The goals of this collaborative study were to:
· Compare popular Pb free ball alloys and BGA substrate pad finishes to determine, which solder joint and BGA pad finish structures show the best BLR cost / performance balance for the BGA interfaces.
· Establish collaborative PoP supply-chain relationships in order to generate applicable BLR data and make it broadly available to the industry.
· Ensure that PoP BLR data generated is comprehensive – based on the high volume design and manufacturability considerations for top, bottom packages and final PWB assembly.
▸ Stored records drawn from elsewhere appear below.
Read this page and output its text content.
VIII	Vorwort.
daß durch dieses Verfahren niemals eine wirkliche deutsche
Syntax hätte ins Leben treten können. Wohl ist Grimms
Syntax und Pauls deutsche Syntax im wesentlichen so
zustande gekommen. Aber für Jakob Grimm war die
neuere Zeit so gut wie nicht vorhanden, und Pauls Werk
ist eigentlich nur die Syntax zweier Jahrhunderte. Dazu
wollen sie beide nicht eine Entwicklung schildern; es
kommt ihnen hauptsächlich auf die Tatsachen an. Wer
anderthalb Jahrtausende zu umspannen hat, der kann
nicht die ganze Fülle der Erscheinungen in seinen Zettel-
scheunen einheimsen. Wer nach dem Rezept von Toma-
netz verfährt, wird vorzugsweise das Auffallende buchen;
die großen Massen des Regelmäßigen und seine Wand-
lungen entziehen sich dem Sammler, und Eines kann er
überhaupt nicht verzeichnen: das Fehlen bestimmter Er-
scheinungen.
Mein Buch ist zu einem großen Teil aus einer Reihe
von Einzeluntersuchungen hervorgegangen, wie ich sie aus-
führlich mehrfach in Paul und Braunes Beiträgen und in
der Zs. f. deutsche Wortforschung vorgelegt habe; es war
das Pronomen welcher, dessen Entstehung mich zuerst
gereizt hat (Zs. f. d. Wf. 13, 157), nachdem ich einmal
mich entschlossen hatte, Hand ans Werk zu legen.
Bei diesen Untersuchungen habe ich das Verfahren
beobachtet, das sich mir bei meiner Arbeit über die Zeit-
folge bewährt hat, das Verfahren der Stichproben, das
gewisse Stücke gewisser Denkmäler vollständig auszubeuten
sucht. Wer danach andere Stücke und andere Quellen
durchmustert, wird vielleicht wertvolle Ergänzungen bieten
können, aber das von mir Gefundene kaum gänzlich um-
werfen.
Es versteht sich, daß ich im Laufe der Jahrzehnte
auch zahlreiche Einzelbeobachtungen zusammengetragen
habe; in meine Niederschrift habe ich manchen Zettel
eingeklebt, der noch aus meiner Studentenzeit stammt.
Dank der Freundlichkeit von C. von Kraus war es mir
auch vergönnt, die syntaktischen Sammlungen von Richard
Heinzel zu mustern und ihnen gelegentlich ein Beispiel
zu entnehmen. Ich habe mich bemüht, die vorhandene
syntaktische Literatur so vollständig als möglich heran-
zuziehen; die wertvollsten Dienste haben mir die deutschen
This joint work is part of an ongoing project Amkor has planned to cover multiple package sizes, and stacking interface structures in support of aggressive PoP roadmaps. This paper is the first in a series of planned data releases to help facilitate PoP advancements, infrastructure development and industry standardization. The scope of this paper is to cover the already popular 14 x 14mm PoP package size that provides a 152 pin stacked interface which supports a high level of flexibility in the memory architecture for multimedia requirements.

This paper will summarize:
· The structure and reliability monitoring benefits of a three net PoP daisy chain design.
· Process flow, conditions and benefits with the single pass reflow SMT stacking process applied in the PoP stacking build.
· BLR test conditions and report reliability results measured.
· Concludes with suggestions for optimum BGA pad surface finish and Pb free solder ball material selection.
· Indicate areas planned for study in future PoP projects.